Two large intellectual giants died earlier this year on different continents, but both made an imprint on the Black freedom movement in the United States, in the African Diaspora, and throughout the Global South; Keorapetse (Bra Willie) Kgositsile (1938–2018) and A. Sivanandan, commonly known as Siva (1923–2018). They were two dark-skinned men of small stature and large intellects. They were born in different countries, on different continents under the stifling pall of colonialism. They lived through and participated in pivotal revolutionary moments in world history. One was born in Sri Lanka, the other in colonial South Africa on the eve of Apartheid. They became men of the world, revolutionary thinkers deeply tied to movements for liberation. Between the two of them, they wrote articles and books, poems, novels, short stories, political essays, and calls to action. Neither man ever earned a Ph.D. or enjoyed the security of either a long-term academic career or the perks of celebrity life. Siva was the Director for many years of the Institute for Race Relations in London and founding Editor of the pre-eminent journal Race and Class.
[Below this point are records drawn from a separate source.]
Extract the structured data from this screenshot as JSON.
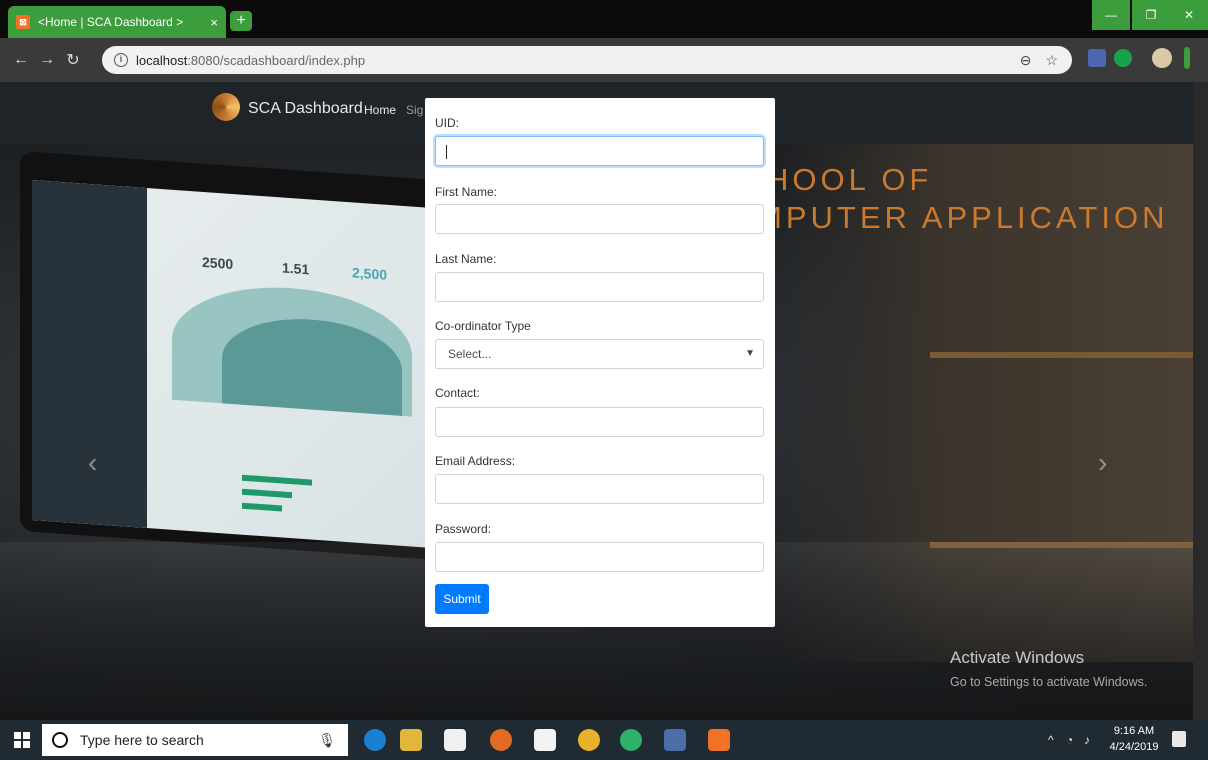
{
  "browser": {
    "tab_title": "<Home | SCA Dashboard >",
    "tab_close": "×",
    "new_tab": "+",
    "url_host": "localhost",
    "url_path": ":8080/scadashboard/index.php",
    "win_minimize": "—",
    "win_restore": "❐",
    "win_close": "✕"
  },
  "navbar": {
    "brand": "SCA Dashboard",
    "home": "Home",
    "sign": "Sig"
  },
  "hero": {
    "line1": "HOOL OF",
    "line2": "MPUTER APPLICATION",
    "prev": "‹",
    "next": "›"
  },
  "laptop": {
    "stat1": "2500",
    "stat2": "1.51",
    "stat3": "2,500"
  },
  "form": {
    "uid_label": "UID:",
    "first_name_label": "First Name:",
    "last_name_label": "Last Name:",
    "coordinator_label": "Co-ordinator Type",
    "coordinator_selected": "Select...",
    "contact_label": "Contact:",
    "email_label": "Email Address:",
    "password_label": "Password:",
    "submit_label": "Submit"
  },
  "watermark": {
    "title": "Activate Windows",
    "subtitle": "Go to Settings to activate Windows."
  },
  "taskbar": {
    "search_placeholder": "Type here to search",
    "time": "9:16 AM",
    "date": "4/24/2019"
  },
  "colors": {
    "primary_button": "#007bff",
    "accent_green": "#3c9d3c",
    "heading_orange": "#c97a2e"
  }
}
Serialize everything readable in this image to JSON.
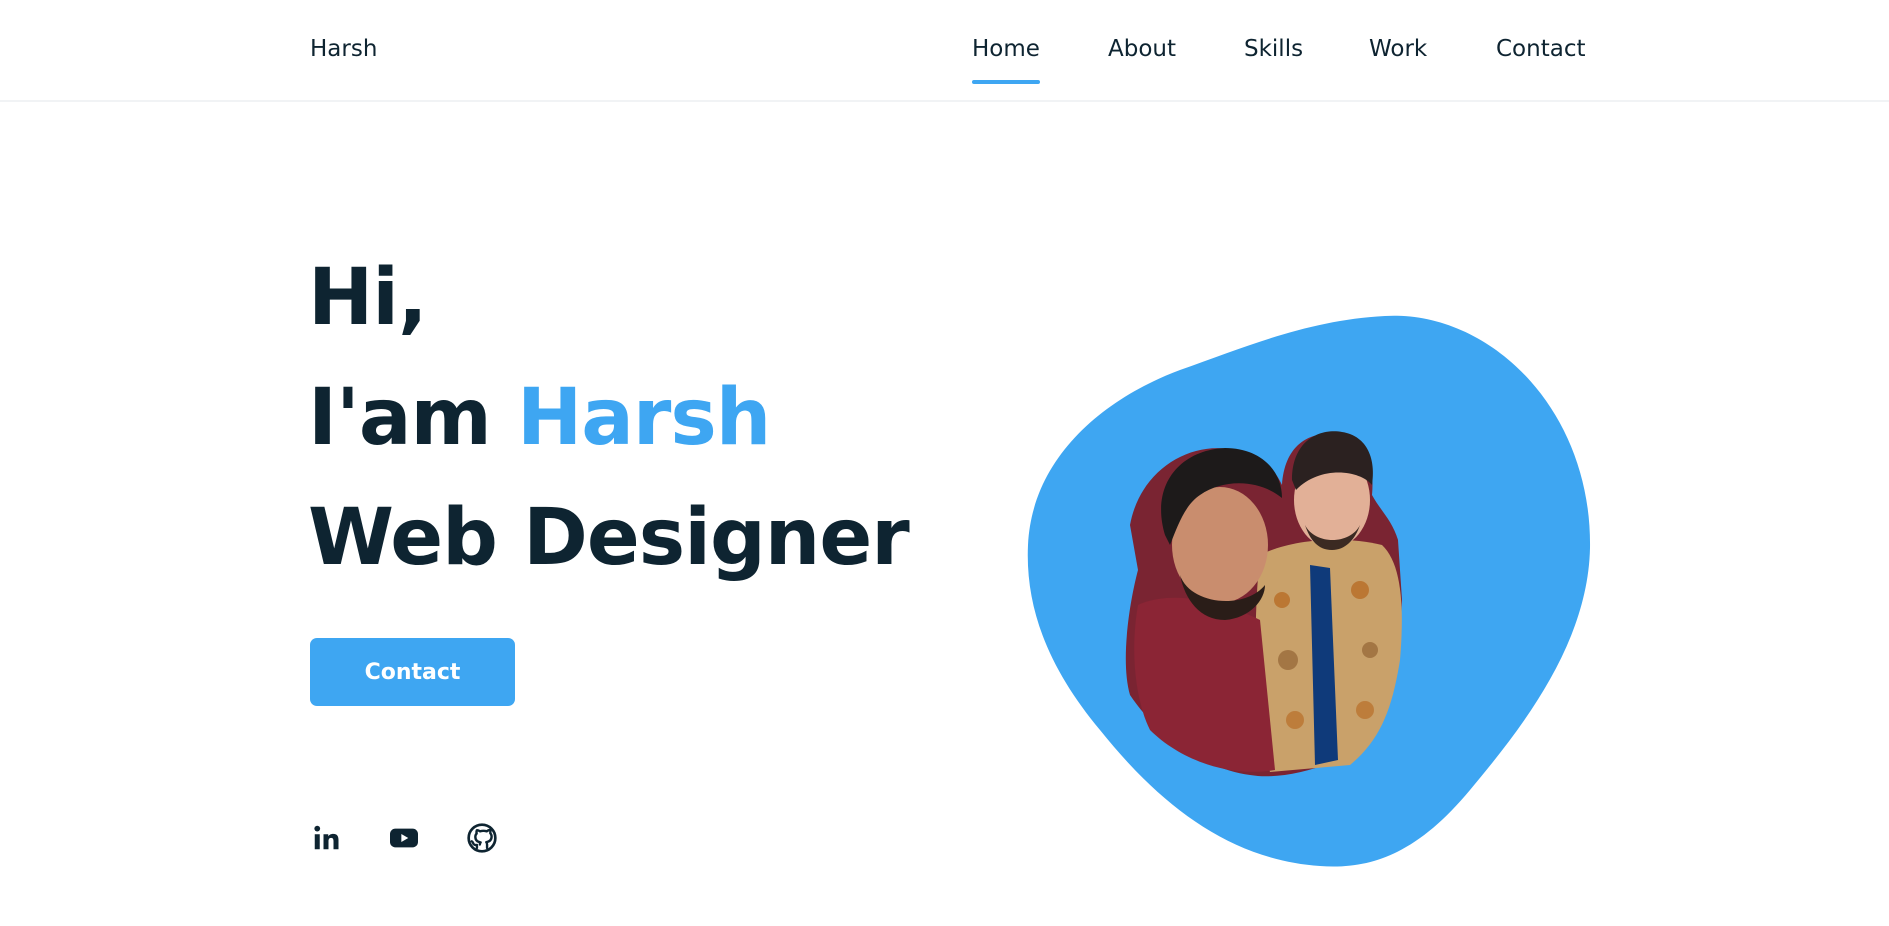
{
  "header": {
    "logo": "Harsh",
    "nav": [
      {
        "label": "Home",
        "active": true
      },
      {
        "label": "About",
        "active": false
      },
      {
        "label": "Skills",
        "active": false
      },
      {
        "label": "Work",
        "active": false
      },
      {
        "label": "Contact",
        "active": false
      }
    ]
  },
  "hero": {
    "line1": "Hi,",
    "line2_prefix": "I'am ",
    "line2_name": "Harsh",
    "line3": "Web Designer",
    "button_label": "Contact"
  },
  "social": [
    {
      "icon": "linkedin-icon"
    },
    {
      "icon": "youtube-icon"
    },
    {
      "icon": "github-icon"
    }
  ],
  "colors": {
    "accent": "#3ea6f2",
    "text": "#0e2431",
    "background": "#ffffff"
  }
}
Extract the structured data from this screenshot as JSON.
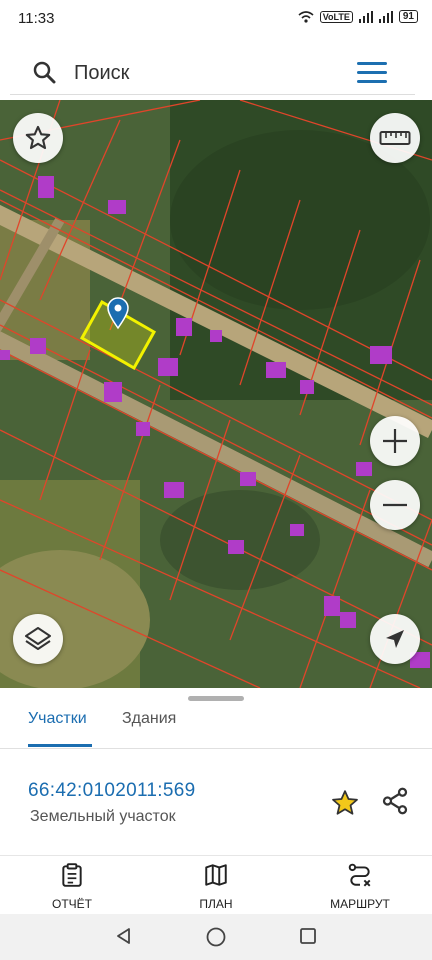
{
  "status_bar": {
    "time": "11:33",
    "network": "VoLTE",
    "battery": "91"
  },
  "search": {
    "placeholder": "Поиск"
  },
  "tabs": [
    {
      "label": "Участки",
      "active": true
    },
    {
      "label": "Здания",
      "active": false
    }
  ],
  "parcel": {
    "cadastral_number": "66:42:0102011:569",
    "type": "Земельный участок",
    "favorite": true
  },
  "toolbar": {
    "report_label": "ОТЧЁТ",
    "plan_label": "ПЛАН",
    "route_label": "МАРШРУТ"
  },
  "colors": {
    "accent": "#1b6db0",
    "selected_parcel": "#f2f200",
    "parcel_border": "#e0452a",
    "building": "#b03cc8",
    "favorite_star": "#f2c81a"
  },
  "icons": [
    "search-icon",
    "menu-icon",
    "star-icon",
    "ruler-icon",
    "layers-icon",
    "zoom-in-icon",
    "zoom-out-icon",
    "navigation-icon",
    "location-pin-icon",
    "share-icon",
    "clipboard-icon",
    "map-icon",
    "route-icon",
    "back-icon",
    "home-icon",
    "recents-icon"
  ]
}
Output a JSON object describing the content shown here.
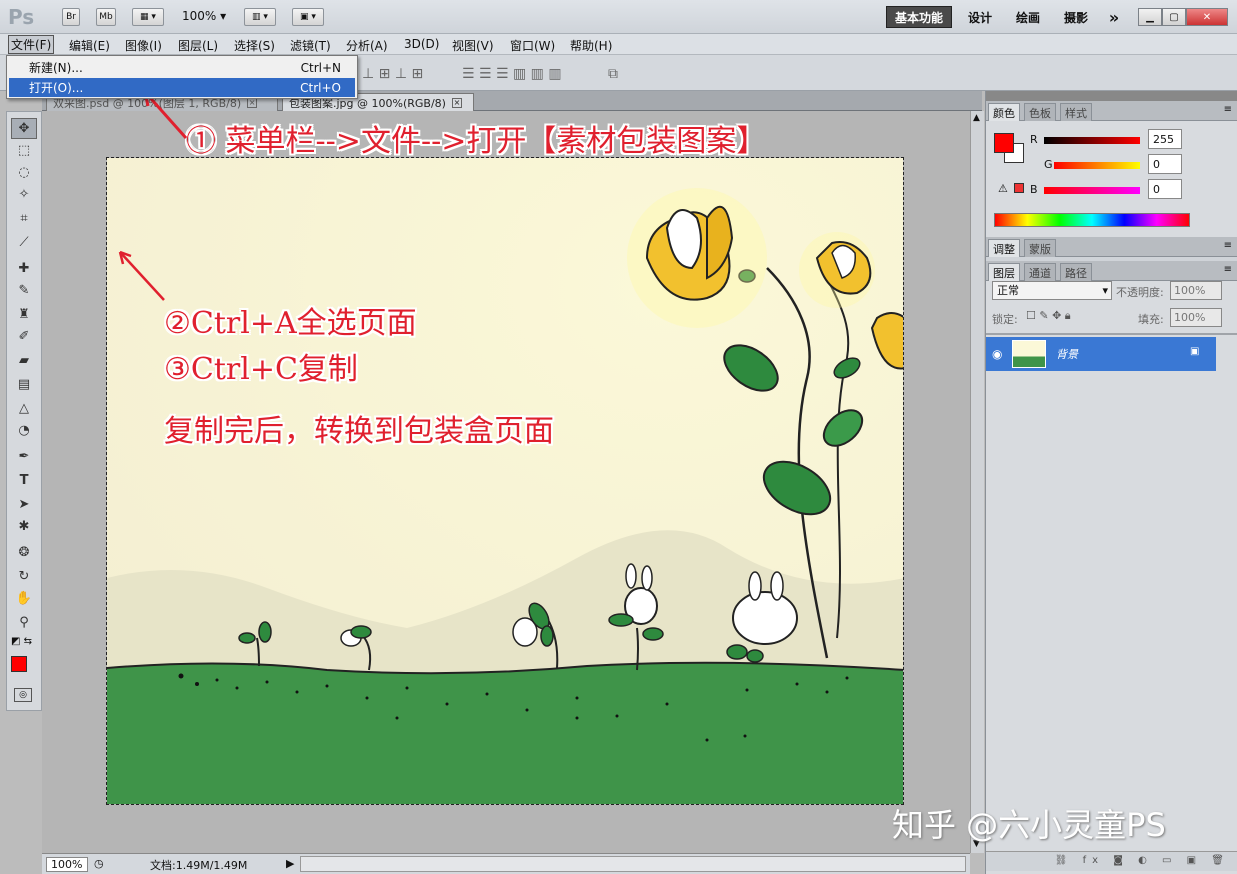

They both modeled a kind of left-intellectual praxis; ever willing to make sacrifices for their principles, they applied a rigor and sharp-edged approach to their analytical work, not because it would fatten their resumes, but because they were employed in the serious business of changing the world. It mattered more deeply than money or celebrity ever could have to them. Their examples of talent in service to something larger than themselves is an inspiration: writing, research, analysis, and art in service of the movement, or simply, “the people,” was the mantra of both Siva and Bra Willie.

To retrace the political and life histories of both Sivanandan and Kgositsile is to be reminded of the robust legacy of Black radical intellectual praxis that we have inherited but too often ignore or remember in skewed fashion. We sometimes need to be reminded that there were Black radical thinkers of the early to mid-20th century other than DuBois and Malcolm, and I would be remiss if I did not add that many of them were women: Claudia Jones, Ella Baker, Eslanda Robeson, Sylvia Wynter, to name a few.

Siva was ethnically Tamil but immersed himself in the anti-racist Black struggle in the United Kingdom after he migrated there in the 1940s, embracing Blackness and the Afro-Asian Black resistance movement in Britain that emerged there. Siva argued that Black was a political color born of slavery and colonialism, and anti-racist organizing had to place Blackness and Africa at its center.

In his compelling essay, “The Liberation of the Black Intellectual,” Siva has much to teach us. In it he writes of the ways in which colonizers cultivated a “comprador class of Black intellectuals,” to defend and justify the logic of colonialism and later neo-colonialism. Some of those colonially trained intellectuals betrayed their mentors and masters, deploying their skills in anti-colonial and liberatory movements.

For Willie’s part, he was a poet and a freedom fighter combining a deep personal commitment to the writing and creative process while also submitting himself to the discipline of a revolutionary campaign that the African National Congress was waging against the Apartheid government in South Africa. To paraphrase Willie, he became a poet in the fire of struggle, and his poetry would always be in service to that struggle. Like Siva, he moved around the world: Tanzania, Kenya, Botswana. Forced into exile, he landed in Harlem, New York, in the 1960s, collaborating with jazz musicians and Black American writers to forge a truly radical and global artistic practice. He later spent time in Chicago. He was honored late in life as the post-Apartheid nation’s Poet Laureate but never stopped criticizing those in power when he saw elitism and corruption.

Neither man ever had much money in the bank. But their influences were large and their legacies are rich. I was richer in spirit and thought for having known them both for many decades.

This issue of Souls is dedicated to the memory and example of Willie Kgositsile and A. Sivanandan. May they continue to provoke and inspire us.